When Mary and Hannah walked through the door a few minutes after the creation of my smashingly ingenious work of art, I had that look on my face, you know, the one where life grabs you in its jaws and shakes you until your eyes bulge. As the wine stained the grout and the wall, my wife wanted to grab me and make my eyes bulge as well. I felt as broken as the tractor, the refrigerator, the cell phone, the grill, as broken as the wine glass lying in a pool of purple. I felt as broken as the leaking CV boot on my Kia, as broken as the tire that kept losing air, as broken as the window in our breakfast nook. I felt as broken as the grinding ceiling vents in the bathrooms, the flaking grout in the dining room, the flakey water softener in the garage, the peeling paint on the garage door header. With all the literal brokenness surrounding me, I wondered when God’s provision was finally going to bust loose from the reservoirs of heaven and pour through the floodgates as He promised in Malachi 3:10. I wondered . . . .
The next morning, after my sanity had returned from its sporty jaunt through the topiary gardens of hell, Mary pulled open the door of the microwave and the handle came off. I smiled. I chuckled. I began to laugh. Mary laughed with me. “All we need to fix all the broken things around here is $3000,” I half joked. In the spirit of James 1:2 and Philippians 4:6, we thanked God for our current season of trials, knowing that trials produce steadfastness and character, even though going through them sucks.
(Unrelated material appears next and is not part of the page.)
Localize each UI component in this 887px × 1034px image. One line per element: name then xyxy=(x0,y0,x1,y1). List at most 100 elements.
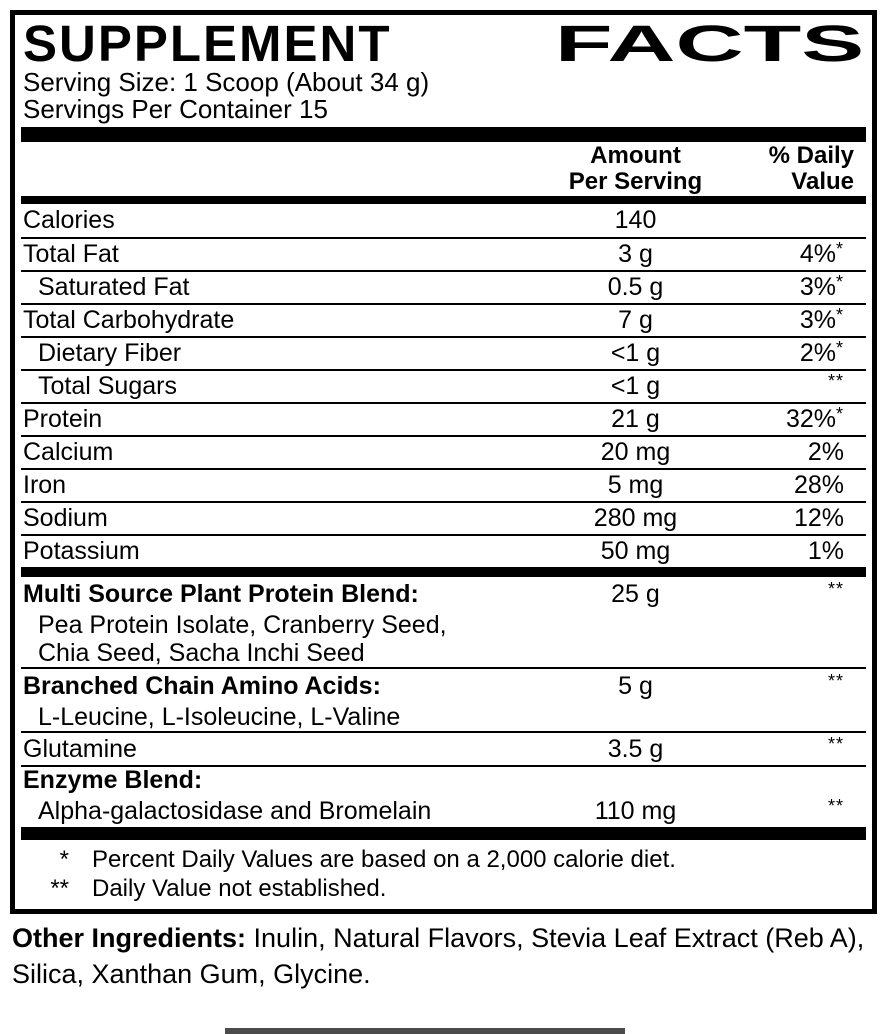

I went to work the following morning, and later that afternoon, as I was wrapping up, my boss unexpectedly handed me a check that more than covered the cost to fix all the broken things at home. “What’s this for?” I blurted, looking up at him.
“Another 180 hours to keep you around,” he replied.
“It couldn’t have come at a better time,” I whispered.
Thank You, Jesus, I prayed over and over during my drive home. Thank You, Jesus!
When I walked into the dining room, I showed Mary the check. “I told you Jesus would take care of it,” she said. Indeed He did. We prayed in thanks, right there on the spot, for the surprising (yet completely expected) provision God had laid in our hands. “Thanksgiving comes before the miracle,” we reminded Hannah when she asked me how much the check was for. We told her about Jesus giving thanks before breaking death’s grip and raising Lazarus from the tomb. We told her about Jesus giving thanks at the Last Supper before breaking the bread and offering His body to be broken as the sacrifice to manifest the ultimate Miracle. All that brokenness, all that thankfulness, all those miracles.
“Therefore humble yourselves under the mighty hand of God, that He may exalt you in due time,” Peter wrote in his first letter (1 Peter 5:6 NKJV). “Consider it pure joy, my brothers and sisters, whenever you face trials of many kinds, because you know that the testing of your faith produces perseverance,” James wrote to the twelve scattered tribes (James 1:2-3 NIV®). “Give thanks in all circumstances,” Paul wrote in his first letter to the Thessalonians (1 Thessalonians 5:18 NIV®). Give thanks in all circumstances, even when all hell has broken loose and broken everything. Then pull out the broom and the dustpan and get ready to sweep in the miracles. There’s no stopping them.